Pulling repository docker.io/rhel7/openscap
db013fc759ae: Pull complete 
7c155bf348e9: Pull complete 
aaf348b623dd: Pull complete 
ac7651230217: Pull complete 
Status: Downloaded newer image for docker.io/rhel7/openscap:latest
docker.io/rhel7/openscap: this image was pulled from a legacy registry.  Important: This registry version will not be supported in future versions of docker.
INFO:OpenSCAP Daemon one-off evaluator 0.1.6
WARNING:Can't import the 'docker' package. Container scanning functionality will be disabled.
INFO:Creating tasks directory at '/var/lib/oscapd/tasks' because it didn't exist.
INFO:Creating results directory at '/var/lib/oscapd/results' because it didn't exist.
INFO:Creating results work in progress directory at '/var/lib/oscapd/work_in_progress' because it didn't exist.
INFO:Evaluated EvaluationSpec, exit_code=0.
INFO:Evaluated EvaluationSpec, exit_code=0.
INFO:[100.00%] Scanned target 'chroot:///scanin/e8e3aaf82af53563382e4079d833ebeda12f65a7afb9ab98345decbceece7e20'

registry.access.redhat.com/rhel7 (e8e3aaf82af5356)

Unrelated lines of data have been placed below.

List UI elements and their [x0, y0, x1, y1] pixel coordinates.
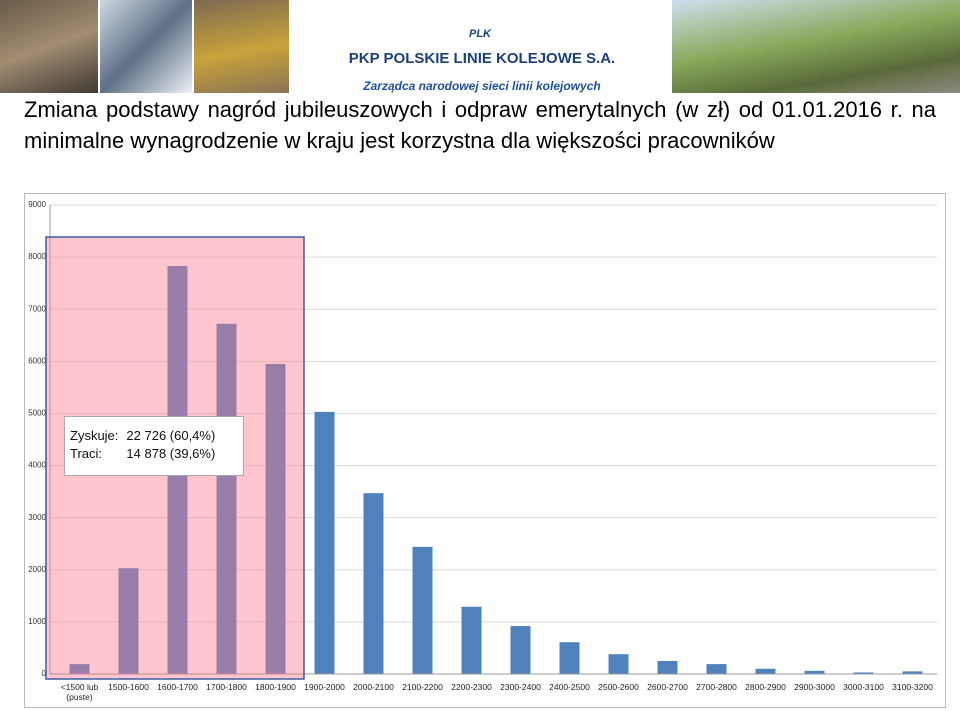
logo-text: PKP POLSKIE LINIE KOLEJOWE S.A. — [348, 50, 616, 67]
photo — [194, 0, 289, 93]
x-tick-label: 2400-2500 — [549, 682, 590, 692]
y-tick-label: 3000 — [28, 513, 46, 522]
bar — [608, 654, 629, 674]
bar — [314, 411, 335, 674]
x-tick-label: 2200-2300 — [451, 682, 492, 692]
annotation-row: Traci: 14 878 (39,6%) — [70, 445, 223, 463]
bar — [265, 363, 286, 674]
y-tick-label: 6000 — [28, 356, 46, 365]
bar — [559, 642, 580, 674]
y-tick-label: 7000 — [28, 304, 46, 313]
bar — [657, 660, 678, 674]
annotation-row: Zyskuje: 22 726 (60,4%) — [70, 427, 223, 445]
x-tick-label: 2100-2200 — [402, 682, 443, 692]
y-tick-label: 4000 — [28, 461, 46, 470]
bar — [902, 671, 923, 674]
x-tick-label: 2000-2100 — [353, 682, 394, 692]
photo — [100, 0, 192, 93]
x-tick-label: <1500 lub (puste) — [60, 682, 99, 702]
bar — [69, 664, 90, 674]
tagline: Zarządca narodowej sieci linii kolejowyc… — [363, 79, 601, 93]
y-tick-label: 9000 — [28, 200, 46, 209]
bar — [755, 668, 776, 674]
annotation-text: Zyskuje: — [70, 428, 119, 443]
x-tick-label: 1600-1700 — [157, 682, 198, 692]
photo — [0, 0, 98, 93]
annotation-text: Traci: — [70, 446, 103, 461]
bar — [706, 664, 727, 674]
x-tick-label: 2900-3000 — [794, 682, 835, 692]
x-tick-label: 1500-1600 — [108, 682, 149, 692]
bar — [461, 606, 482, 674]
chart-frame — [24, 193, 946, 708]
x-tick-label: 1700-1800 — [206, 682, 247, 692]
annotation-text: 22 726 (60,4%) — [126, 428, 216, 443]
x-tick-label: 2800-2900 — [745, 682, 786, 692]
title: Zmiana podstawy nagród jubileuszowych i … — [24, 97, 936, 153]
annotation-box: Zyskuje: 22 726 (60,4%) Traci: 14 878 (39,6… — [64, 416, 244, 476]
bar — [216, 323, 237, 674]
bar — [118, 568, 139, 674]
logo-badge: PLK — [469, 28, 491, 40]
bar — [412, 546, 433, 674]
photo — [672, 0, 960, 93]
y-tick-label: 5000 — [28, 409, 46, 418]
y-tick-label: 1000 — [28, 617, 46, 626]
bar — [804, 670, 825, 674]
y-tick-label: 2000 — [28, 565, 46, 574]
x-tick-label: 2300-2400 — [500, 682, 541, 692]
annotation-text: 14 878 (39,6%) — [126, 446, 216, 461]
x-tick-label: 1800-1900 — [255, 682, 296, 692]
annotation-table: Zyskuje: 22 726 (60,4%) Traci: 14 878 (39,6… — [70, 427, 223, 463]
x-tick-label: 1900-2000 — [304, 682, 345, 692]
x-tick-label: 2500-2600 — [598, 682, 639, 692]
bar — [510, 626, 531, 674]
x-tick-label: 2700-2800 — [696, 682, 737, 692]
x-tick-label: 3000-3100 — [843, 682, 884, 692]
x-tick-label: 2600-2700 — [647, 682, 688, 692]
y-tick-label: 0 — [42, 669, 47, 678]
bar — [363, 493, 384, 674]
y-tick-label: 8000 — [28, 252, 46, 261]
x-tick-label: 3100-3200 — [892, 682, 933, 692]
bar — [853, 672, 874, 674]
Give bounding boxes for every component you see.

registry.access.redhat.com/rhel7 passed the scan

Files associated with this scan are in /var/lib/atomic/openscap/2016-12-16-17-06-20-826841.

Unmounted /run/atomic/2016-12-16-17-06-20-826841/e8e3aaf82af53563382e4079d833ebeda12f65a7afb9ab98345decbceece7e20

[baude]

#857

[miabbott]

The root cause of this was actually the scanner config file in /etc/atomic.d is using an unqualified image name.

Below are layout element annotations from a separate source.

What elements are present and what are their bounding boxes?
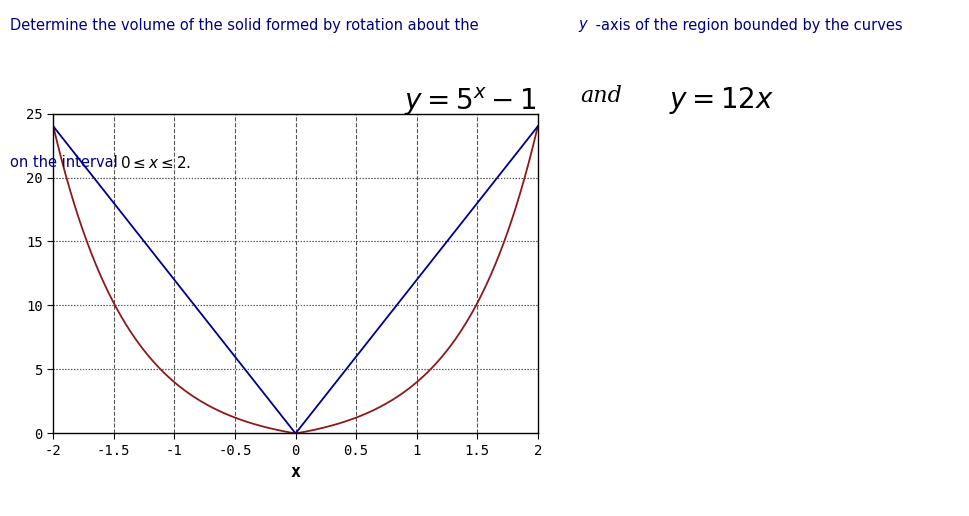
Text: -axis of the region bounded by the curves: -axis of the region bounded by the curve… [591,18,903,33]
Text: $0\leq x\leq 2.$: $0\leq x\leq 2.$ [120,155,191,171]
Text: Determine the volume of the solid formed by rotation about the: Determine the volume of the solid formed… [10,18,483,33]
Text: on the interval: on the interval [10,155,122,170]
Text: $y=5^{x}-1$: $y=5^{x}-1$ [404,85,536,118]
Text: $y=12x$: $y=12x$ [670,85,774,116]
X-axis label: x: x [291,463,300,481]
Text: $y$: $y$ [578,18,589,34]
Text: and: and [579,85,622,107]
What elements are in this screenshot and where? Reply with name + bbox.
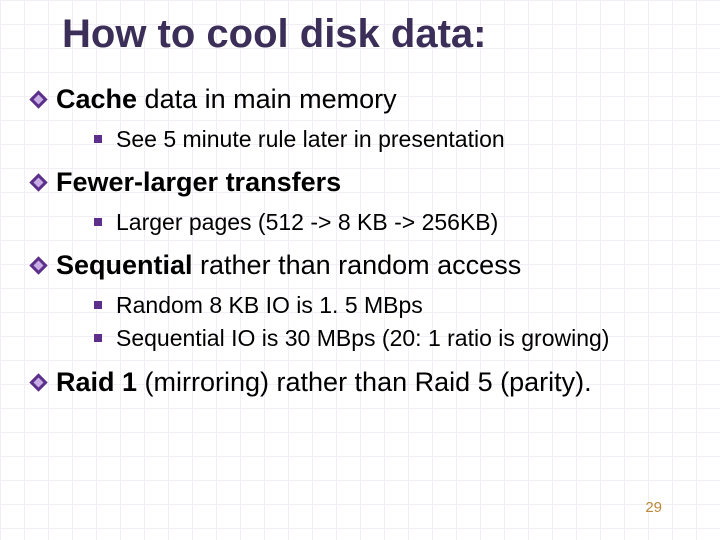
bullet-list: Cache data in main memory See 5 minute r… [28,83,692,399]
list-item: Sequential rather than random access Ran… [28,249,692,355]
sub-list: See 5 minute rule later in presentation [56,123,692,156]
list-item-bold: Raid 1 [56,367,137,397]
page-number: 29 [645,499,662,516]
sub-list-item: Sequential IO is 30 MBps (20: 1 ratio is… [56,322,692,355]
list-item: Cache data in main memory See 5 minute r… [28,83,692,156]
list-item: Fewer-larger transfers Larger pages (512… [28,166,692,239]
slide: How to cool disk data: Cache data in mai… [0,0,720,540]
list-item-text: (mirroring) rather than Raid 5 (parity). [137,367,592,397]
list-item-text: rather than random access [193,250,522,280]
list-item: Raid 1 (mirroring) rather than Raid 5 (p… [28,366,692,400]
sub-list-item: See 5 minute rule later in presentation [56,123,692,156]
sub-list-item: Random 8 KB IO is 1. 5 MBps [56,289,692,322]
list-item-text: data in main memory [137,84,397,114]
slide-title: How to cool disk data: [62,12,692,57]
sub-list: Random 8 KB IO is 1. 5 MBps Sequential I… [56,289,692,356]
list-item-bold: Cache [56,84,137,114]
list-item-bold: Fewer-larger transfers [56,167,341,197]
sub-list: Larger pages (512 -> 8 KB -> 256KB) [56,206,692,239]
sub-list-item: Larger pages (512 -> 8 KB -> 256KB) [56,206,692,239]
list-item-bold: Sequential [56,250,193,280]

# cat /etc/atomic.d/openscap 
type: scanner
scanner_name: openscap
image_name: rhel7/openscap
default_scan: cve
custom_args: ['-v', '/etc/oscapd:/etc/oscapd:ro']
scans: [ 
      { name: cve,
        args: ['oscapd-evaluate', 'scan',  '--no-standard-compliance', '--targets', 'chroots-in-dir:///scanin',  '--output', '/scanout'],
        description: "Performs a CVE scan based on known CVE data"},
      { name: standards_compliance,
        args: ['oscapd-evaluate', 'scan', '--targets', 'chroots-in-dir:///scanin',  '--output', '/scanout', '--no-cve-scan'],
        description: "Performs a standard scan"
      }
]

I've filed a downstream bug for this: RHBZ 1418464

As general rule, we should be encouraging scanner providers to use the fully-qualified image name in the config files.